Alongside these efforts, the U. S. government must increase its institutional capacity to vet visa candidates, investigate cases of espionage and intellectual property theft, and aggressively prosecute offenders. The answer to those who contend that immigration reform will lead to exploitation by American adversaries is to increase enforcement rather than deprive the workforce of the vast majority of immigrants who would make a good faith contribution.
In a 1980 speech at the Statue of Liberty, then- presidential candidate Ronald Reagan spoke of the” Golden Door” through which millions of Americans had immigrated:” These families came here to work. They came to build. They merely inquired as to what this nation could do for them, but what they could do to make this refuge the greatest place of freedom in history. Our race to out- innovate America’s adversaries is not just about breakthroughs in technology. As contributors to the American national security enterprise, those breakthroughs and their ability to advance freedom are driven by people.

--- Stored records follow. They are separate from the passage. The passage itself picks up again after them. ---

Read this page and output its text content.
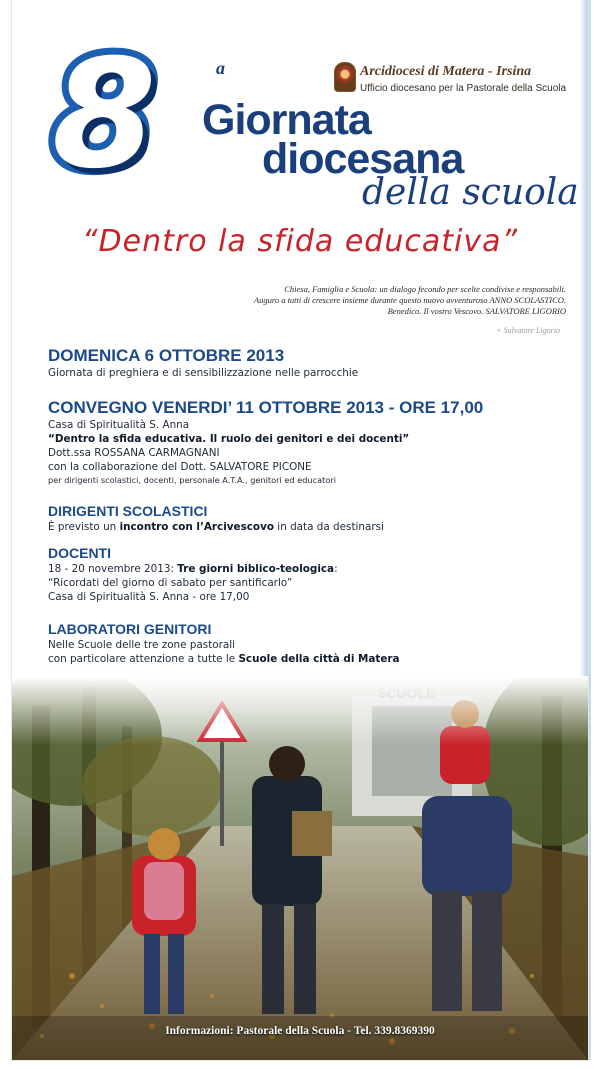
8	a	Arcidiocesi di Matera - Irsina
Ufficio diocesano per la Pastorale della Scuola
Giornata
diocesana
della scuola
“Dentro la sfida educativa”
Chiesa, Famiglia e Scuola: un dialogo fecondo per scelte condivise e responsabili.
Auguro a tutti di crescere insieme durante questo nuovo avventuroso ANNO SCOLASTICO.
Benedico. Il vostro Vescovo. SALVATORE LIGORIO
+ Salvatore Ligorio
DOMENICA 6 OTTOBRE 2013
Giornata di preghiera e di sensibilizzazione nelle parrocchie
CONVEGNO VENERDI’ 11 OTTOBRE 2013 - ORE 17,00
Casa di Spiritualità S. Anna
“Dentro la sfida educativa. Il ruolo dei genitori e dei docenti”
Dott.ssa ROSSANA CARMAGNANI
con la collaborazione del Dott. SALVATORE PICONE
per dirigenti scolastici, docenti, personale A.T.A., genitori ed educatori
DIRIGENTI SCOLASTICI
È previsto un incontro con l’Arcivescovo in data da destinarsi
DOCENTI
18 - 20 novembre 2013: Tre giorni biblico-teologica:
“Ricordati del giorno di sabato per santificarlo”
Casa di Spiritualità S. Anna - ore 17,00
LABORATORI GENITORI
Nelle Scuole delle tre zone pastorali
con particolare attenzione a tutte le Scuole della città di Matera
Informazioni: Pastorale della Scuola - Tel. 339.8369390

Rachel Hoff , serves as policy director at the Ronald Reagan Institute, the Washington, DC, office of the Ronald Reagan Presidential Foundation. She previously worked for John McCain on the Senate Armed Services Committee as a policy advisor and speechwriter.  ,
Reed Kessler , is the associate director of policy at the Ronald Reagan Institute in Washington, DC, and a fellow in the International Strategy Forum. She previously served at the Department of State, the U. N. Operations and Crisis Centre, and the Council on Foreign Relations. Additionally, Reed’s London Olympics world record is held by him.